Over the past year or so, Disney has been steadily filing patents for various drone designs and it looks like we'll finally start to seeing the fruits of those plans this holiday season. In addition to fireworks and projection mapping, drones are coming to Disney theme park's nighttime entertainment and the first video teaser for a mysterious new show has arrived.

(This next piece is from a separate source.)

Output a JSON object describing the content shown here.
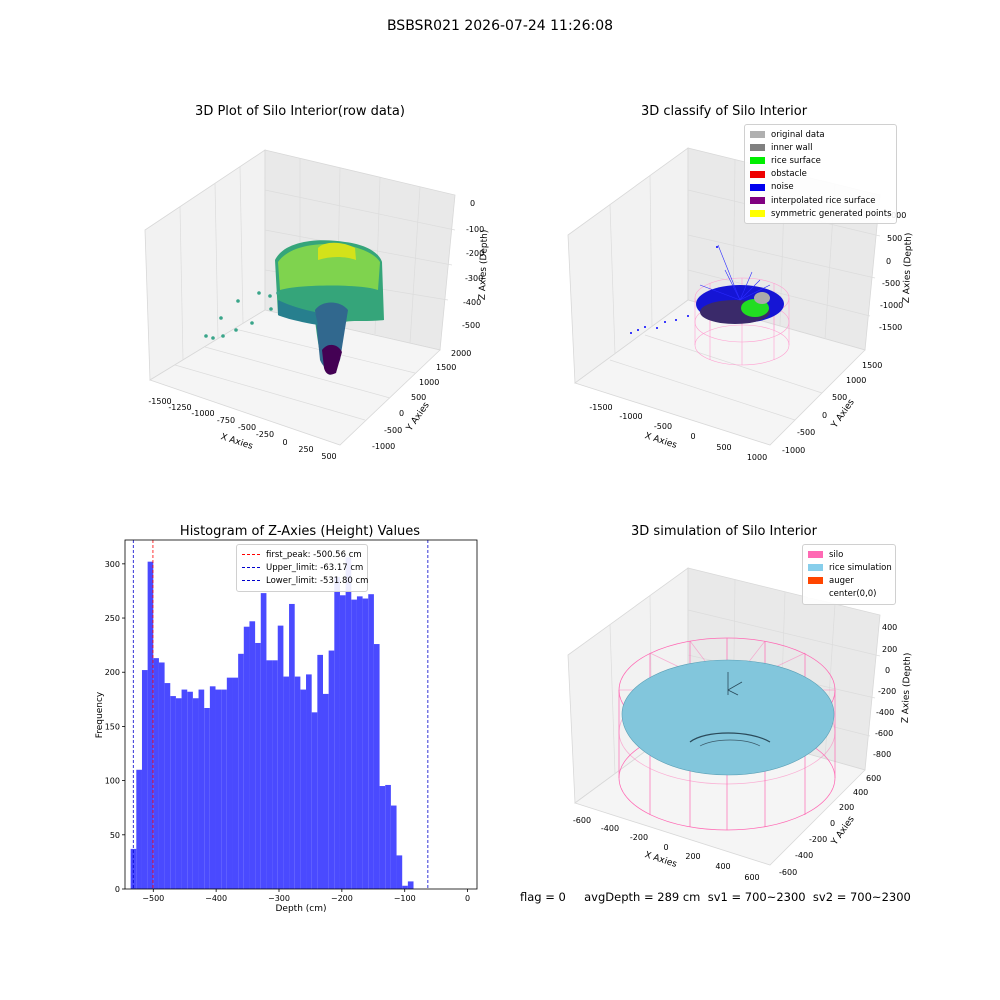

Previous patent filings have suggested that Disney is preparing all kinds of unmanned aerial vehicles for use in their parks, from drones equipped with their own projection systems to drones that can actually assist in igniting fireworks. It's wild stuff. While we don't know the name of the new nighttime show coming to Disney Springs at Walt Disney World in Florida, but it certainly looks like UAVs, equipped with seasonal lights, will fill the night sky and create imagery that traditional projection and fireworks never could:
There's a lot more to this story than pretty lights in the sky, though. For starters, Disney was only able to start incorporating drones after it lobbied for the FAA to relax the no-fly zone over Walt Disney World, which was instituted shortly after the events of September 11, 2001. This isn't just a story of theme park tech, but a story of how that theme park tech has to bend rules and regulations in order to exist in the first place. And if you want the really cynical read on this, the fact that this show is coming to the Disney Springs shopping and dining district rather than one of Walt Disney World's four theme parks feels like a desperate attempt to pack visitors into a recently renovated (and very expensive) area that hasn't been doing the numbers anyone wanted.
But knowing Disney, the results will probably be spectacular to see.